Suppliers in terms of analyzing company’s industry determines the prosperity that either granted taken away from the buying company that uses their products to produce their own. Based on the case study, Sony has had problems with their production which gave Microsoft the lead to come out with Xbox 360 before PS3 by Sony. So in terms of supplies, if a supplier raise their products costs the company that would be receiving these parts would have to increase their prices which in return may turn off certain buyers away from buying their product.

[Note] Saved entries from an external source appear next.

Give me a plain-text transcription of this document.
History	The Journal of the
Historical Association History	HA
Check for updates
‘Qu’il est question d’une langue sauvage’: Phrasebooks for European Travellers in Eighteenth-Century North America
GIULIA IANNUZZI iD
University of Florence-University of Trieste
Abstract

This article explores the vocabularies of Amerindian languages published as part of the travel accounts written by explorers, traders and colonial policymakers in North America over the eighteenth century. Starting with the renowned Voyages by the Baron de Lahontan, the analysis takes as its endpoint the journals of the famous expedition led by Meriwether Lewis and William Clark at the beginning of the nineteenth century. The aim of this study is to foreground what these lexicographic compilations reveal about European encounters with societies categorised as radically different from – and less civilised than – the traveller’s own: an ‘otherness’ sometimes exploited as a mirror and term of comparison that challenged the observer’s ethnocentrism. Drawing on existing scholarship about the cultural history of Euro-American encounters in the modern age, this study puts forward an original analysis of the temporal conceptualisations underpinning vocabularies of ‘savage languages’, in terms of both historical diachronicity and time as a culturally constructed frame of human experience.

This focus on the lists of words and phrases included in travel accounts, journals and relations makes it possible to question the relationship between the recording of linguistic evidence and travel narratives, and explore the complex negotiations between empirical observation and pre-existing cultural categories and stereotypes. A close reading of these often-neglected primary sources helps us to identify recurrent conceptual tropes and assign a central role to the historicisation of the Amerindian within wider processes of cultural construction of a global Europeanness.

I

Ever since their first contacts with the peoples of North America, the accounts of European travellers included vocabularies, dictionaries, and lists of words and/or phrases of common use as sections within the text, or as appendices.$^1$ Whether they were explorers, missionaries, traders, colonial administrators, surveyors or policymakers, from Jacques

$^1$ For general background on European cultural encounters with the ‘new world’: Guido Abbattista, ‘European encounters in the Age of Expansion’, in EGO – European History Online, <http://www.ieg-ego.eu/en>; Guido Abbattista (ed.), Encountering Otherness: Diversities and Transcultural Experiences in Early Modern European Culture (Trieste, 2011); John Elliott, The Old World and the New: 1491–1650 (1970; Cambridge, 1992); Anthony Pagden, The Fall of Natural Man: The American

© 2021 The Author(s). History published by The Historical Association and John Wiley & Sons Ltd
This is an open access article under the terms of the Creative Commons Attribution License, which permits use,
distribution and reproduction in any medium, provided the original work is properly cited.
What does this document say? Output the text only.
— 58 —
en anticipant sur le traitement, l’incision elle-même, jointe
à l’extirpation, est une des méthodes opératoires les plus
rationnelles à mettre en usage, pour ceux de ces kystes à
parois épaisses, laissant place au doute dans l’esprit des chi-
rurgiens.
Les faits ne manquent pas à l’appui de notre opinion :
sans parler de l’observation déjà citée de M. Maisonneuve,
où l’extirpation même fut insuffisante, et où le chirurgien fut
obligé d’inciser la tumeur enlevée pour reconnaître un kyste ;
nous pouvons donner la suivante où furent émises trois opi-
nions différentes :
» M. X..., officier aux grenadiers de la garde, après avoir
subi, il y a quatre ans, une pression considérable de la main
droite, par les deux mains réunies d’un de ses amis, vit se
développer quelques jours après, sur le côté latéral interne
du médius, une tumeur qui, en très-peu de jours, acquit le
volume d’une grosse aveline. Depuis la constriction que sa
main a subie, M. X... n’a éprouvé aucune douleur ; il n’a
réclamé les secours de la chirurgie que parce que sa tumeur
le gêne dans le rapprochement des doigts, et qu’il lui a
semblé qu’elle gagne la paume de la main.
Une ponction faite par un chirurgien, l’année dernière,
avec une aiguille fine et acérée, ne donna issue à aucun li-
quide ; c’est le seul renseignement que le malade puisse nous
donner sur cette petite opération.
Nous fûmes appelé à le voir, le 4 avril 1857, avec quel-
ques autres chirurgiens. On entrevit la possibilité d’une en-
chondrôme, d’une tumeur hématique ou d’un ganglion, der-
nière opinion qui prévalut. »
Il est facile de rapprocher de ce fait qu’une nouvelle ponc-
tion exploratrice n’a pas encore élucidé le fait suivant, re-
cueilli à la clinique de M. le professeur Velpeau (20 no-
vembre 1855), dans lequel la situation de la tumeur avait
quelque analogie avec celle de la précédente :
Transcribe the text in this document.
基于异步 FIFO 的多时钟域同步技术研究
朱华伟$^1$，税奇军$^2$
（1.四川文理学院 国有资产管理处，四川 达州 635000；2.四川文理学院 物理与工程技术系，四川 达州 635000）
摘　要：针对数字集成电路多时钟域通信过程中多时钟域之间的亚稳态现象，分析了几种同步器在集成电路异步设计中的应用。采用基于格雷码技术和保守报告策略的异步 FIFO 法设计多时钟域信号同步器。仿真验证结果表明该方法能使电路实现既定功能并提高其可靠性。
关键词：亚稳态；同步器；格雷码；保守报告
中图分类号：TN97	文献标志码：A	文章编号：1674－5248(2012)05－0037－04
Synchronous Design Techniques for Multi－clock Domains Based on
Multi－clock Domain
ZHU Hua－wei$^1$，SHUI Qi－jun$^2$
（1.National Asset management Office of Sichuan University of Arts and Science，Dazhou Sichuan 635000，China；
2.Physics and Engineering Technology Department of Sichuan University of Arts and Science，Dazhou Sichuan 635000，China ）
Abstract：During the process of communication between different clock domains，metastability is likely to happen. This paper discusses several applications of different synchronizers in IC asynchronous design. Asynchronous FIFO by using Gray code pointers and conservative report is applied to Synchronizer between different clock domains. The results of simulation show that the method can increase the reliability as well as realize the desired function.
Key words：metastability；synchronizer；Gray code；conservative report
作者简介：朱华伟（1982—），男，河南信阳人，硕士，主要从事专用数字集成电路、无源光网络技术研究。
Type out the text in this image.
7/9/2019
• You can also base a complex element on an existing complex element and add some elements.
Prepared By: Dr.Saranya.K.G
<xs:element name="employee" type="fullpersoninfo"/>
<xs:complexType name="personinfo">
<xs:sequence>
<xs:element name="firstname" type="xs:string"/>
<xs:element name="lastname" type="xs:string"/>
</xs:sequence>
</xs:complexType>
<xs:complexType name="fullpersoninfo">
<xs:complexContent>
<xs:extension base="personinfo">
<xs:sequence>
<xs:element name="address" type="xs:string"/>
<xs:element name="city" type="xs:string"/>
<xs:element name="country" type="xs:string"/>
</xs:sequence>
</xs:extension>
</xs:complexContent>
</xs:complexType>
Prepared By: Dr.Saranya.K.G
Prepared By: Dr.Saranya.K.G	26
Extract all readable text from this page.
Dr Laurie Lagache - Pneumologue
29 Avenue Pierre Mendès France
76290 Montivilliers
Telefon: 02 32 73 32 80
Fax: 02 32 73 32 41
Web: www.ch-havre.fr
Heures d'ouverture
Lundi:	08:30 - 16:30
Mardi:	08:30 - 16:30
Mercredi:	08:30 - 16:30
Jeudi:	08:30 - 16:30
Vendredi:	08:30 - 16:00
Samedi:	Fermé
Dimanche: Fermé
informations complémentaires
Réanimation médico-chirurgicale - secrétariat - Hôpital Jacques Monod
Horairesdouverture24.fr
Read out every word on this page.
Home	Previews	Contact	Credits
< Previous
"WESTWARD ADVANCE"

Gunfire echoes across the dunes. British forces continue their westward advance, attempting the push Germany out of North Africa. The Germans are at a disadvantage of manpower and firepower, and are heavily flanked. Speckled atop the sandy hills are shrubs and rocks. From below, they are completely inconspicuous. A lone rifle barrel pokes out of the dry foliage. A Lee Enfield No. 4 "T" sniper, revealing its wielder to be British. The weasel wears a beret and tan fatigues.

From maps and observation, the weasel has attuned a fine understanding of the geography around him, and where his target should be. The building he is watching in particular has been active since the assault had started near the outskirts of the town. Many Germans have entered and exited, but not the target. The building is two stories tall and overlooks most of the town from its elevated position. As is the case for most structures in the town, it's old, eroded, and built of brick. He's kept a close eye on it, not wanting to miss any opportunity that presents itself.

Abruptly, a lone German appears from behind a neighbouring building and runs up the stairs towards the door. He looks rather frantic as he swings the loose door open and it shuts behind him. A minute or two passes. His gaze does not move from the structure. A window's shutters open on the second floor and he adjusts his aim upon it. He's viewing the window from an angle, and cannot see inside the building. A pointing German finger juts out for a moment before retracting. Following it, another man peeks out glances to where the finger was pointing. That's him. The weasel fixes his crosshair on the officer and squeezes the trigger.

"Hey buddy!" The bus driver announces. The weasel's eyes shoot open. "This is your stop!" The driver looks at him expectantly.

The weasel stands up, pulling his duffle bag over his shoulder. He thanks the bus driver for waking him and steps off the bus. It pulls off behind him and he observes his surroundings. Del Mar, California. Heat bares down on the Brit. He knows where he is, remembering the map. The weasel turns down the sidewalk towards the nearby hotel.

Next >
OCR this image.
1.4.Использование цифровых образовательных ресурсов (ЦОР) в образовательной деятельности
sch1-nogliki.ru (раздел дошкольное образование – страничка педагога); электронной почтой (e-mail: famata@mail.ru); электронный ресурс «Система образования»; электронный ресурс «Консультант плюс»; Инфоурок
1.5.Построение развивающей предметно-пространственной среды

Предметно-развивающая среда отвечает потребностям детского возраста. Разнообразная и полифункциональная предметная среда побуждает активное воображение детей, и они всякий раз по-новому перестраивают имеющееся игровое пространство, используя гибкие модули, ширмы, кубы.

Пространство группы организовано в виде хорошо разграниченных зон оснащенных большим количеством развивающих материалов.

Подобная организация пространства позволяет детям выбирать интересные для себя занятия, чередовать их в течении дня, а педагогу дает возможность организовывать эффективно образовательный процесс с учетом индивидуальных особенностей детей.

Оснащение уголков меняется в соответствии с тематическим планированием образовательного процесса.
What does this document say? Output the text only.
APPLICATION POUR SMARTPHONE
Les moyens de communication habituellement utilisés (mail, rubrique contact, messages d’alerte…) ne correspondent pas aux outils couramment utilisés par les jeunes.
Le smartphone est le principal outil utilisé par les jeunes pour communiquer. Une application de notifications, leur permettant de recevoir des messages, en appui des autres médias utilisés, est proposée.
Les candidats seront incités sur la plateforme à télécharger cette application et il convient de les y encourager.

Based on the case study, there was not sufficient evidence to do a full analysis on the gaming industry.
Substitute products is the threat that comes along when a competitive alternative product comes along that could disrupt the potential growth of the gaming industry. The case of study did not discuss substitute products in general, but one product that could be seen as a substitute is PC games, in which Microsoft was formerly involved with. As they entered the video game industry because of the lack of popularity from the PC industry, in which they dominated.
In the video game industry, rivalry among competitors seems to be driving force. Everyone wants to have the best and most popular console. Companies will even lower prices in an effort to sell more (even if it affects profits), just to win. The main competitors in the video game industry are Microsoft, Sony, Sega, and Nintendo. In this case, firm rivalry is the strongest out of all five factors. As previously discussed, Nintendo has always put up good numbers because of the ease of use in their systems, and the wide fan base they have attracted. Sony and Microsoft have been directly competing with one another, for the most powerful machine. While they have both succeeded in producing incredible consoles, they have fallen behind Nintendo in the most important area, which is amount sold.
In conclusion, the video game industry is one of the most competitive industries, because there is not much opportunity to make money. Microsoft’s Bill Gates knows he will not win in this generation of console, but as he said “I spend as much money as it takes” to be a number one in gaming industry. This might as well be the end of Sony, because it seems unlikely that they can continue losing money, and compete with Microsoft for that ‘hardcore gamer’ audience. The industry in 2008, is not an attractive one for Sony.